Member of the House of Representatives
- In office 21 January 1999 – 2 June 2000
- Preceded by: Tadatoshi Akiba
- Succeeded by: Tetsuo Kaneko
- Constituency: Chūgoku PR

Member of the Misasa Town Council
- In office 2001–2013
- In office 1997–1999

Personal details
- Born: 1 February 1937 (age 88) Tottori Prefecture, Japan
- Party: Social Democratic

= Fumiko Chikuma =

Japanese politician (born 1937)

Fumiko Chikuma (知久馬 二三子, Chikuma Fumiko) is a Japanese Social Democratic Party (SDP) politician who was a member of the House of Representatives from 1999 until 2000. Prior to her election, she worked as a local government official for Mitoku, Tottori and its successor Misasa and as director of Misasa Town Library, before being elected to the latter's town council in 1997, remaining there until 2013.
==Biography==
Chikuma was born on 1 February 1937. After graduating from Misasa Junior High School, she started working at the Mitoku Village Office and, after the village was merged into Misasa, Tottori in 1953, served as the town's director of health policy and as director of Misasa Town Library.

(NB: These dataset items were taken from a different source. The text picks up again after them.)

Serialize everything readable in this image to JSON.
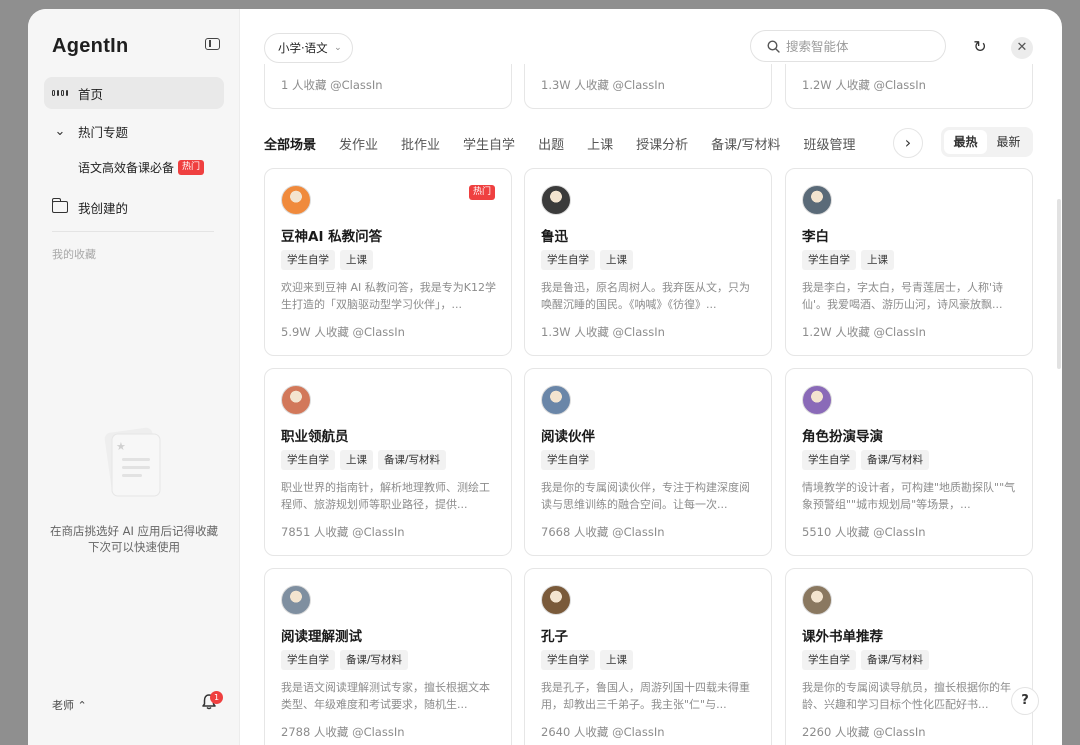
{
  "brand": "AgentIn",
  "sidebar": {
    "home": "首页",
    "hot_topics": "热门专题",
    "sub_item": "语文高效备课必备",
    "sub_badge": "热门",
    "my_created": "我创建的",
    "favorites_title": "我的收藏",
    "empty_line1": "在商店挑选好 AI 应用后记得收藏",
    "empty_line2": "下次可以快速使用",
    "role": "老师 ⌃",
    "notifications": "1"
  },
  "header": {
    "grade": "小学·语文",
    "search_placeholder": "搜索智能体"
  },
  "partial_cards": [
    {
      "meta": "1 人收藏   @ClassIn"
    },
    {
      "meta": "1.3W 人收藏   @ClassIn"
    },
    {
      "meta": "1.2W 人收藏   @ClassIn"
    }
  ],
  "tabs": [
    "全部场景",
    "发作业",
    "批作业",
    "学生自学",
    "出题",
    "上课",
    "授课分析",
    "备课/写材料",
    "班级管理"
  ],
  "sort": {
    "hot": "最热",
    "new": "最新"
  },
  "cards": [
    {
      "title": "豆神AI 私教问答",
      "badge": "热门",
      "tags": [
        "学生自学",
        "上课"
      ],
      "desc": "欢迎来到豆神 AI 私教问答，我是专为K12学生打造的「双脑驱动型学习伙伴」，...",
      "meta": "5.9W 人收藏   @ClassIn",
      "avatar_color": "#f08a3c"
    },
    {
      "title": "鲁迅",
      "tags": [
        "学生自学",
        "上课"
      ],
      "desc": "我是鲁迅，原名周树人。我弃医从文，只为唤醒沉睡的国民。《呐喊》《彷徨》...",
      "meta": "1.3W 人收藏   @ClassIn",
      "avatar_color": "#3b3b3b"
    },
    {
      "title": "李白",
      "tags": [
        "学生自学",
        "上课"
      ],
      "desc": "我是李白，字太白，号青莲居士，人称'诗仙'。我爱喝酒、游历山河，诗风豪放飘...",
      "meta": "1.2W 人收藏   @ClassIn",
      "avatar_color": "#5a6a78"
    },
    {
      "title": "职业领航员",
      "tags": [
        "学生自学",
        "上课",
        "备课/写材料"
      ],
      "desc": "职业世界的指南针，解析地理教师、测绘工程师、旅游规划师等职业路径，提供...",
      "meta": "7851 人收藏   @ClassIn",
      "avatar_color": "#d2785a"
    },
    {
      "title": "阅读伙伴",
      "tags": [
        "学生自学"
      ],
      "desc": "我是你的专属阅读伙伴，专注于构建深度阅读与思维训练的融合空间。让每一次...",
      "meta": "7668 人收藏   @ClassIn",
      "avatar_color": "#6a86a8"
    },
    {
      "title": "角色扮演导演",
      "tags": [
        "学生自学",
        "备课/写材料"
      ],
      "desc": "情境教学的设计者，可构建\"地质勘探队\"\"气象预警组\"\"城市规划局\"等场景，...",
      "meta": "5510 人收藏   @ClassIn",
      "avatar_color": "#8a6ab8"
    },
    {
      "title": "阅读理解测试",
      "tags": [
        "学生自学",
        "备课/写材料"
      ],
      "desc": "我是语文阅读理解测试专家，擅长根据文本类型、年级难度和考试要求，随机生...",
      "meta": "2788 人收藏   @ClassIn",
      "avatar_color": "#7f8fa0"
    },
    {
      "title": "孔子",
      "tags": [
        "学生自学",
        "上课"
      ],
      "desc": "我是孔子，鲁国人，周游列国十四载未得重用，却教出三千弟子。我主张\"仁\"与...",
      "meta": "2640 人收藏   @ClassIn",
      "avatar_color": "#7a5a3a"
    },
    {
      "title": "课外书单推荐",
      "tags": [
        "学生自学",
        "备课/写材料"
      ],
      "desc": "我是你的专属阅读导航员，擅长根据你的年龄、兴趣和学习目标个性化匹配好书...",
      "meta": "2260 人收藏   @ClassIn",
      "avatar_color": "#8a7860"
    }
  ],
  "colors": {
    "accent_red": "#ef4040",
    "sidebar_bg": "#f6f6f6"
  }
}
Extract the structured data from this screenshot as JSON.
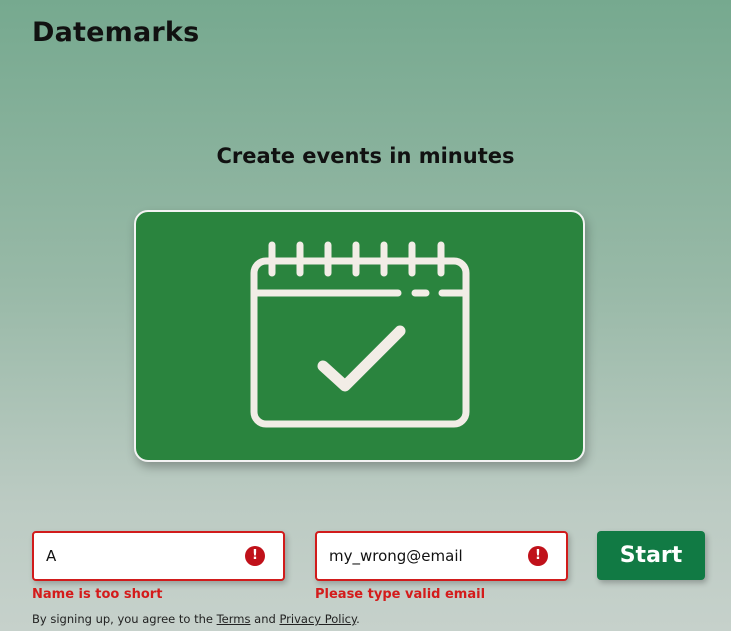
{
  "app": {
    "title": "Datemarks"
  },
  "hero": {
    "headline": "Create events in minutes",
    "card_color": "#2a843e",
    "icon": "calendar-check-icon"
  },
  "form": {
    "name": {
      "value": "A",
      "error": "Name is too short",
      "error_icon": "exclamation-icon"
    },
    "email": {
      "value": "my_wrong@email",
      "error": "Please type valid email",
      "error_icon": "exclamation-icon"
    },
    "start_label": "Start",
    "error_color": "#d11b1b",
    "button_color": "#117a44"
  },
  "legal": {
    "prefix": "By signing up, you agree to the",
    "terms": "Terms",
    "conjunction": "and",
    "privacy": "Privacy Policy",
    "suffix": "."
  }
}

In the 1996 Japanese general election, she ran as the Social Democratic Party candidate for the Tottori 1st district but came second to Shigeru Ishiba; she also came second in the Chūgoku proportional representation block, which had only one winning SDP candidate. The following year, she was elected to Misasa Town Council. In 1999, after Tadatoshi Akiba resigned to successfully run for mayor of Hiroshima, she was elected to the House of Representatives, before losing in the 2000 Japanese general election. Additionally, she has served as representative director of the SDP's Tottori Prefectural Association.

After being unseated from the national Diet, she remained in Misasa Town Council, and she was re-elected in 2001, 2005, and 2009, However, she did not stand for office in the 2013 election.